GaLeNet: Multimodal Learning for Disaster Prediction, Management and Relief
This addresses the need for timely resource allocation in disaster management by providing a multimodal approach, though it appears incremental as it builds on existing multimodal methods for a specific domain.
The paper tackles the problem of assessing disaster damage severity by proposing GaLeNet, a multimodal framework that integrates pre-disaster images, weather data, and hurricane trajectory, demonstrating its effectiveness in experiments on two hurricanes and showing it can operate without post-disaster images to avoid delays.

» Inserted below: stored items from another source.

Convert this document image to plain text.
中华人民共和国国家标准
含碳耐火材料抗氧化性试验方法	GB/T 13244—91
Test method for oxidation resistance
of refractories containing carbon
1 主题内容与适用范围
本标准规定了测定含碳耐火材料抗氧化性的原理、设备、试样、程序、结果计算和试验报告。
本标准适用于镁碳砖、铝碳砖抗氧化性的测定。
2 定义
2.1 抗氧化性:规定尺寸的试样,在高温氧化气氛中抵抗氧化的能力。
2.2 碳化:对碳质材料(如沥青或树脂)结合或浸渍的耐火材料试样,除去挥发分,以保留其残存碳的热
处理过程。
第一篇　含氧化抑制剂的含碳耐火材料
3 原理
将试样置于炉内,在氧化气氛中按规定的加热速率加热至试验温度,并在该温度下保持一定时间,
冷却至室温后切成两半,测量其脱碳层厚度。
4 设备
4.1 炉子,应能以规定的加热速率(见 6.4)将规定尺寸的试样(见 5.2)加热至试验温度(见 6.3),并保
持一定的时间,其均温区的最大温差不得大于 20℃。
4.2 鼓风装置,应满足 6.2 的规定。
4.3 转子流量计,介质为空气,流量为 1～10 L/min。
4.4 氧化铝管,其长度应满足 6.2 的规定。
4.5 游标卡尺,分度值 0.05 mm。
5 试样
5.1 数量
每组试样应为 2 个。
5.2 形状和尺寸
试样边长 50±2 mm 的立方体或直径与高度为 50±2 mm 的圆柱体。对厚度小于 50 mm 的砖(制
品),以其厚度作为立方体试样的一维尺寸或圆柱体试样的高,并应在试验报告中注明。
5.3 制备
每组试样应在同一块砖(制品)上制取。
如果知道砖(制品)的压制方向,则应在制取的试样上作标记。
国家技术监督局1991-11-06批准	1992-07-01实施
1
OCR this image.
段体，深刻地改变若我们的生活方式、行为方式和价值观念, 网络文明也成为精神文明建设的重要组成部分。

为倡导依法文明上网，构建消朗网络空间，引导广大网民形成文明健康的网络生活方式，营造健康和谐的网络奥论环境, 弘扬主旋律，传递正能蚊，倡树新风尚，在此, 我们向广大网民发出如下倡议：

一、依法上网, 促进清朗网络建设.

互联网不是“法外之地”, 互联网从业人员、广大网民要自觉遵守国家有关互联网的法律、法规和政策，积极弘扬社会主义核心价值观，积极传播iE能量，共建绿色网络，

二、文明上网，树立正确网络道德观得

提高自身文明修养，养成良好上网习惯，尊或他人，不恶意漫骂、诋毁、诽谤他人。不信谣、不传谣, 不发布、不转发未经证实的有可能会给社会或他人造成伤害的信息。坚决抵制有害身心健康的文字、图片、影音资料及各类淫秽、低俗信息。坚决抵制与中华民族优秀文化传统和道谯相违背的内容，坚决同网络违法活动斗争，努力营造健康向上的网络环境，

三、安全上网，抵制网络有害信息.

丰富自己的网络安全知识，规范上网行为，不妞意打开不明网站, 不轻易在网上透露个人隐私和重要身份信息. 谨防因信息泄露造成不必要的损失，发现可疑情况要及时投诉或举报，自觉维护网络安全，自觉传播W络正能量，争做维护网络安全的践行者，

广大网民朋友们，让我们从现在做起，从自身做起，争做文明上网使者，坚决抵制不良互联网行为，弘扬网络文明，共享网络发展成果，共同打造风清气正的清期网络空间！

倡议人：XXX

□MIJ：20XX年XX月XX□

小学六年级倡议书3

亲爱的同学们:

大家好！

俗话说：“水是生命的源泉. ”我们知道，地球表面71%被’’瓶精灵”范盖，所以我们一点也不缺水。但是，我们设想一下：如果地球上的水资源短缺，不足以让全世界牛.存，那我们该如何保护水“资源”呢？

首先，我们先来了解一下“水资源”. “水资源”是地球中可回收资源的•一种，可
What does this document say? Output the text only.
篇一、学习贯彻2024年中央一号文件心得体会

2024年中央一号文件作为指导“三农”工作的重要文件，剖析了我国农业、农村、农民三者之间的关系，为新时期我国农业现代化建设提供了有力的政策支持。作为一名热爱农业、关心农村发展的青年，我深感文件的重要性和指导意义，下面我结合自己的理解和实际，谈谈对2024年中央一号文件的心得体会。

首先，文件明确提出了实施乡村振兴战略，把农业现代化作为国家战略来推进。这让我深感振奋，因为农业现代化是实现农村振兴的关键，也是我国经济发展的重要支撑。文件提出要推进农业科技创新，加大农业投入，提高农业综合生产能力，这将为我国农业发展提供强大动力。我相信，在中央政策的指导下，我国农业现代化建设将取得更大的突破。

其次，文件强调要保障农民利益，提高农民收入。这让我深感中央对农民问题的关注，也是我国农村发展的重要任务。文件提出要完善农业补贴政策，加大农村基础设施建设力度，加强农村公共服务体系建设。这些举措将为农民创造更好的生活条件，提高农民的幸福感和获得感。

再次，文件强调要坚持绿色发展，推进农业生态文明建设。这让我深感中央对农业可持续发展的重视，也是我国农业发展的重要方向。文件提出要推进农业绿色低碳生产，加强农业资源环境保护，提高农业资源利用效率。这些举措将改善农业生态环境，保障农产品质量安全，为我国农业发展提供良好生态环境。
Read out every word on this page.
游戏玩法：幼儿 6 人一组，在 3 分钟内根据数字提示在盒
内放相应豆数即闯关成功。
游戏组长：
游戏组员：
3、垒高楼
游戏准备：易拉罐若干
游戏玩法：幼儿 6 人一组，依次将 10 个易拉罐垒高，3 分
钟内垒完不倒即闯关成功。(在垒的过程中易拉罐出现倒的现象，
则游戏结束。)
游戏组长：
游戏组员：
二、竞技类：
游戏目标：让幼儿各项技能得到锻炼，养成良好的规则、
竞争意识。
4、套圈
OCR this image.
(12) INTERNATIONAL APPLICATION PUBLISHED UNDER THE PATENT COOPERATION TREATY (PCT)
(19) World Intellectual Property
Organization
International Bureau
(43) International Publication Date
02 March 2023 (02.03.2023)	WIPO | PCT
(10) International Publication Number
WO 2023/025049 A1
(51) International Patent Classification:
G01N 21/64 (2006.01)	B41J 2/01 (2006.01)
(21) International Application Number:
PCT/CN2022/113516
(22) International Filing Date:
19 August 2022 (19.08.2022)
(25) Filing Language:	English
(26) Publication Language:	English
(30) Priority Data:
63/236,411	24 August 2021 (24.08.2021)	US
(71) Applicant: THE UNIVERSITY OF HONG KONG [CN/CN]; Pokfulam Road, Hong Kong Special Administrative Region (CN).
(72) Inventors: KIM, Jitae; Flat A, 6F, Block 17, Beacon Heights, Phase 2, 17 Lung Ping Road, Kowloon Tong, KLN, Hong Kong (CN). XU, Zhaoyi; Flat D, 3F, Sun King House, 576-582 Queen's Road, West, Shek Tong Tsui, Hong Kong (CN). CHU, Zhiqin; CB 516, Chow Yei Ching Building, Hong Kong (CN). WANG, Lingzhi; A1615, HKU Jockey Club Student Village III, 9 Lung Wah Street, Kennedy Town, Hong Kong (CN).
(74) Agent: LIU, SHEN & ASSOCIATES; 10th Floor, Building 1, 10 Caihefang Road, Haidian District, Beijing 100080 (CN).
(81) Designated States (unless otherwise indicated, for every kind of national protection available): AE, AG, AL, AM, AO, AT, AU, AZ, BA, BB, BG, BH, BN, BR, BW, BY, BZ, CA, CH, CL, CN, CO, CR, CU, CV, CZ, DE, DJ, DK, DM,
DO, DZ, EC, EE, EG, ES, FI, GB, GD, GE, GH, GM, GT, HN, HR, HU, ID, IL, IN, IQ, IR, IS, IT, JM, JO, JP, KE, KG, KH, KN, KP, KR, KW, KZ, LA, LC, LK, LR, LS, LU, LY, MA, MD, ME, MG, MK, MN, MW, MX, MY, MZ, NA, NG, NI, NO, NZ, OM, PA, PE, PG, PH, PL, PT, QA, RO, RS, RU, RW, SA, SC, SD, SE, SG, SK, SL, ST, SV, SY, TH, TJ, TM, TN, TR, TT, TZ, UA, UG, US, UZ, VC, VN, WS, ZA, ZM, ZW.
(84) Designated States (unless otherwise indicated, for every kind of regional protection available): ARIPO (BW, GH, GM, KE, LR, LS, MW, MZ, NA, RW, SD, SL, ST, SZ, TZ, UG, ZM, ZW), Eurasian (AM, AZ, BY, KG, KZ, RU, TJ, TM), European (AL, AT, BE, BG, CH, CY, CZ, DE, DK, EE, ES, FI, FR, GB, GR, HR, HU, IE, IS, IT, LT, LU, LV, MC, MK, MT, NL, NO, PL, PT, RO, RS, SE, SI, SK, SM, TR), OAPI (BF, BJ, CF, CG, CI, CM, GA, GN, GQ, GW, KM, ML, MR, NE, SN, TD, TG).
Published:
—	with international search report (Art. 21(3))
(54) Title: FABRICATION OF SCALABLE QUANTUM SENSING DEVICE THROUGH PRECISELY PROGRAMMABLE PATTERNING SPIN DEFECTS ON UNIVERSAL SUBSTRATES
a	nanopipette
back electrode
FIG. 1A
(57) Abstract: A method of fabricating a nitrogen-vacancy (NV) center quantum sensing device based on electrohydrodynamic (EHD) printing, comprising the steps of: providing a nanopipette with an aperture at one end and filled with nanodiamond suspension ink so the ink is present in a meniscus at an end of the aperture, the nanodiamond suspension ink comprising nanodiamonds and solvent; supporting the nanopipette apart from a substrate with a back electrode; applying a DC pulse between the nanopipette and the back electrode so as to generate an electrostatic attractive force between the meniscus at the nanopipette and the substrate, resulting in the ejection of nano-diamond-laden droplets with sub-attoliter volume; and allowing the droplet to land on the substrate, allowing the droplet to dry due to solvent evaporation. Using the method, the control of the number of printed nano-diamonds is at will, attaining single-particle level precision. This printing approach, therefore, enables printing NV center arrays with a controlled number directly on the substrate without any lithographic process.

After a natural disaster, such as a hurricane, millions are left in need of emergency assistance. To allocate resources optimally, human planners need to accurately analyze data that can flow in large volumes from several sources. This motivates the development of multimodal machine learning frameworks that can integrate multiple data sources and leverage them efficiently. To date, the research community has mainly focused on unimodal reasoning to provide granular assessments of the damage. Moreover, previous studies mostly rely on post-disaster images, which may take several days to become available. In this work, we propose a multimodal framework (GaLeNet) for assessing the severity of damage by complementing pre-disaster images with weather data and the trajectory of the hurricane. Through extensive experiments on data from two hurricanes, we demonstrate (i) the merits of multimodal approaches compared to unimodal methods, and (ii) the effectiveness of GaLeNet at fusing various modalities. Furthermore, we show that GaLeNet can leverage pre-disaster images in the absence of post-disaster images, preventing substantial delays in decision making.